The context pin is only done when the unsaved flag is NOT set. The 
pin_count does not go out of sync.
>
>> +		intel_lr_context_unpin_no_req(
>> +				ring,
>> +				ring->last_context);
>> +		ring->last_context->engine[ring->id].unsaved = false;
>> +	}
>> +	ring->last_context = req->ctx;
>> +}
>> +
>>    static int intel_logical_ring_workarounds_emit(struct drm_i915_gem_request *req)
>>    {
>>    	int ret, i;
>> @@ -2378,7 +2395,7 @@ void intel_lr_context_free(struct intel_context *ctx)
>>    {
>>    	int i;
>>
>> -	for (i = 0; i < I915_NUM_RINGS; i++) {
>> +	for (i = 0; i < I915_NUM_RINGS; ++i) {
>>    		struct drm_i915_gem_object *ctx_obj = ctx->engine[i].state;
>>
>>    		if (ctx_obj) {
>> @@ -2390,7 +2407,20 @@ void intel_lr_context_free(struct intel_context *ctx)
>>    				intel_unpin_ringbuffer_obj(ringbuf);
>>    				i915_gem_object_ggtt_unpin(ctx_obj);
>>    			}
>> -			WARN_ON(ctx->engine[ring->id].pin_count);
>> +
>> +			if (ctx->engine[ring->id].unsaved) {
>> +				int ret;
>> +				struct drm_i915_gem_request *req;
>> +
>> +				ret = i915_gem_request_alloc(ring,
>> +					ring->default_context, &req);
>> +				if (!ret) {
>> +					i915_add_request(req);
>> +					i915_wait_request(req);
>> +				}
>
> The will wait for all requests to be finished.

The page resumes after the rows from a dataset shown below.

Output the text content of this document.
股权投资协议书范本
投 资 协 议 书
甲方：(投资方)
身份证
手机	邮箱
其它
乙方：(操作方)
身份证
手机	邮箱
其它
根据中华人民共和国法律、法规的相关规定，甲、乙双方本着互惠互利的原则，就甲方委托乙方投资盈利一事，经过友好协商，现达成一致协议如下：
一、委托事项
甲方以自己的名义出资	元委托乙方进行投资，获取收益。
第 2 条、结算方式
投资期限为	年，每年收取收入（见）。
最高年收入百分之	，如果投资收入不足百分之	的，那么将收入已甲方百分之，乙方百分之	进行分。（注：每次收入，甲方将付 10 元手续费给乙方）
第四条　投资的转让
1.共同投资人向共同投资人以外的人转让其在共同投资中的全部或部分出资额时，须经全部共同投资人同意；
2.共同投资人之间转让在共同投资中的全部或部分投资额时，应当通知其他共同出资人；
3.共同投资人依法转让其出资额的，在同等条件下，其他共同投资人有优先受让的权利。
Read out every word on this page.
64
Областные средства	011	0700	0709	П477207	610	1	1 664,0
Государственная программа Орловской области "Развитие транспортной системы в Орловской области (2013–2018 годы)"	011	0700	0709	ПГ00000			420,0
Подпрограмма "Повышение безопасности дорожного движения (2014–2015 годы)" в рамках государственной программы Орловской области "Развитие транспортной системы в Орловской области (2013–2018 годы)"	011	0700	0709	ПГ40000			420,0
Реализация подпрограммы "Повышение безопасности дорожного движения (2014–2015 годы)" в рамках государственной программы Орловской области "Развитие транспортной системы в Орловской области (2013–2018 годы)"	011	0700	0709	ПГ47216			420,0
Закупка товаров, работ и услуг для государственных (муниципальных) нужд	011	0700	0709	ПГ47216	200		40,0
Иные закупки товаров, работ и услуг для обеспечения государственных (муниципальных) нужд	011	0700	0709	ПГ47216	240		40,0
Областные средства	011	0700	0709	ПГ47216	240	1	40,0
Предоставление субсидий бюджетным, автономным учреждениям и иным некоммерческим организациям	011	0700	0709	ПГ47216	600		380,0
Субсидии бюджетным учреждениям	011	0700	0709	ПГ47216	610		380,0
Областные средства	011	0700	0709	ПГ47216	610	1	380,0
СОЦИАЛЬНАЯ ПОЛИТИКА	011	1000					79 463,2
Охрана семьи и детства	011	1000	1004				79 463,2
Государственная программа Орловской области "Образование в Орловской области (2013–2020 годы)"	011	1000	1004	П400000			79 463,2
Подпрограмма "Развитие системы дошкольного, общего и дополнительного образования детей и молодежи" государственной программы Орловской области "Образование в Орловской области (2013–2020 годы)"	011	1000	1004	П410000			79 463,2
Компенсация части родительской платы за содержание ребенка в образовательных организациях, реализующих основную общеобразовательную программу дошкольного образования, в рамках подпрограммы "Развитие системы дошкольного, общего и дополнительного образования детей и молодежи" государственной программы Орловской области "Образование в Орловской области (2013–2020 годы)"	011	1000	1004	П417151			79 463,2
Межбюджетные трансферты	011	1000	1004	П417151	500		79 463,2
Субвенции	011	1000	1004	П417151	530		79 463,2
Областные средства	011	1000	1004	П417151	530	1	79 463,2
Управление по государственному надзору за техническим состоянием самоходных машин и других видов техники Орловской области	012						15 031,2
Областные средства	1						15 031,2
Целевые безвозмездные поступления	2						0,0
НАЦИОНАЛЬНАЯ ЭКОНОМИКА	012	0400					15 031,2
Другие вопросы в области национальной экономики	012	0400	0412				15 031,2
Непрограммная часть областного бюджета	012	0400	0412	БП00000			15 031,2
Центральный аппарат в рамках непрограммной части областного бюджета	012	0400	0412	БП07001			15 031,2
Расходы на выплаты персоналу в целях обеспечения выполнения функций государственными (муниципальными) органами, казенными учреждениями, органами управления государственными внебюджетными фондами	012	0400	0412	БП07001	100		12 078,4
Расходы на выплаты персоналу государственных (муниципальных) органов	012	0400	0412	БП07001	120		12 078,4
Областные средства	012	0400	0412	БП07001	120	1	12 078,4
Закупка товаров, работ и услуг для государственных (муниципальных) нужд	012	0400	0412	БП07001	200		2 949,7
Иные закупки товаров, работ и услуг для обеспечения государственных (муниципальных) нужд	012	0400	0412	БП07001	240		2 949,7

Waiting for the head is
> good enough. If no request in queue, then add one from default context.
>
I'll make this change & upload a new patch.
> Alex
>> +			}
>> +
>> +			WARN_ON(ctx->engine[i].pin_count);
>>    			intel_ringbuffer_free(ringbuf);
>>    			drm_gem_object_unreference(&ctx_obj->base);
>>    		}
>> @@ -2554,5 +2584,12 @@ void intel_lr_context_reset(struct drm_device *dev,
>>
>>    		ringbuf->head = 0;
>>    		ringbuf->tail = 0;
>> +
>> +		if (ctx->engine[ring->id].unsaved) {
>> +			intel_lr_context_unpin_no_req(
>> +					ring,
>> +					ctx);
>> +			ctx->engine[ring->id].unsaved = false;
>> +		}
>>    	}
>>    }
>> diff --git a/drivers/gpu/drm/i915/intel_lrc.h b/drivers/gpu/drm/i915/intel_lrc.h
>> index 4e60d54..cbc42b8 100644
>> --- a/drivers/gpu/drm/i915/intel_lrc.h
>> +++ b/drivers/gpu/drm/i915/intel_lrc.h
>> @@ -86,6 +86,7 @@ void intel_lr_context_reset(struct drm_device *dev,
>>    			struct intel_context *ctx);
>>    uint64_t intel_lr_context_descriptor(struct intel_context *ctx,
>>    				     struct intel_engine_cs *ring);
>> +void intel_lr_context_complete_check(struct drm_i915_gem_request *req);
>>
>>    /* Execlists */
>>    int intel_sanitize_enable_execlists(struct drm_device *dev, int enable_execlists);
>